Respondents clearly oppose what they perceive as an unbridled, unlimited raid
on their confidential files and records and invoke the protection of the
Freedom of Information Law, the very law relied upon by petitioner to justify
access to such files and records. We assume "(t)here is no evidence in this
record, other than the conclusory affidavit of the respondents, to confirm
these claims of exemptions. It has been held under the Federal statute that
conclusory affidavits claiming a right to an exemption will not alone defeat a
request for disclosure (see Environmental Protection Agency v. Mink, 410
U.S. 73, 93, 93 S.Ct. 827, 35 L.Ed.2d 119, Vaughn v. Rosen (157 U.S.App.D.C.
340, 484 F.2d 820, cert. den. 415 U.S. 977, 94 S.Ct. 1564, 39 L.Ed.2d
873)). A New York court, while recognizing that investigatory files must
remain confidential, went on to state:
(B)ut that does not mean that a general statement . . . that records are
confidential or part of an investigatory file . . . must result in
dismissal . . . . (I)t would frustrate the intent and policy of the Freedom of
Information Law to permit a public official to determine according to his own
judgment what is, or is not, confidential and to withhold disclosure
accordingly (Matter of Dillon v. Cahn, 79 Misc.2d 300, 303, 359 N.Y.S.2d
981, 984, citing United States v. Nixon, 418 U.S. 683, 94 S.Ct. 3090, 41
L.Ed.2d 1039). In the instant case the minutes sought by the petitioners have
not been reviewed in camera and there are no detailed affidavits or other
exhibits that would show the type of information generally contained in these
minutes. While an agency should be accorded an opportunity to prove by means
other than an in camera inspection that they are entitled to an exemption, if
they fail to provide such detailed information an in camera inspection of the
documents sought should be performed (Vaughn v. Rosen, supra; see, Cirale
v. 80 Pine St. Corp., 35 N.Y.2d (113) p. 119, 359 N.Y.S.2d (1) p. 5, 316
N.E.2d (301) p. 304, supra; Matter of Dillon v. Cahn, supra )

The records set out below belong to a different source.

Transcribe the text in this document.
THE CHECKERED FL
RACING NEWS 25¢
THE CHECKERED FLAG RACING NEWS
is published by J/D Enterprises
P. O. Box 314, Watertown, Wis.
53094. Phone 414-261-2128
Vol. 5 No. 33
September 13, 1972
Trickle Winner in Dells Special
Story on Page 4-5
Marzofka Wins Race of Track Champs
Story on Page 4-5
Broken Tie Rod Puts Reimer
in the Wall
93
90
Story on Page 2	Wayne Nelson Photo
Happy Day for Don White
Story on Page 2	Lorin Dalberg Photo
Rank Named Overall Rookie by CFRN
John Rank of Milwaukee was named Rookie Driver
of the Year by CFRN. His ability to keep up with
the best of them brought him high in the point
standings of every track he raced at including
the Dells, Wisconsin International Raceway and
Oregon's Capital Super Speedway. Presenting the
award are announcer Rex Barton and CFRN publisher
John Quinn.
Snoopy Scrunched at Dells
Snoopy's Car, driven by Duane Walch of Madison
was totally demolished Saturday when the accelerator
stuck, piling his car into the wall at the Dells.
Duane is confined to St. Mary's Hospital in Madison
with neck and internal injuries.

" (Zuckerman v. Bd. of Parole, 53 A.D.2d 405, 408, 385 N.Y.S.2d 811, 813
(3rd Dept. 1976)).
Accordingly, the judgments of the Supreme Court, New York County entered May
6, 1977 and entered August 29, *950 1977, granting petitioner's application
for access to records under the Freedom of Information Law should be reversed,
on the law and the facts, without costs, and the proceedings remanded to the
Supreme Court for an in camera inspection of the requested documents and for
further proceedings not inconsistent herewith.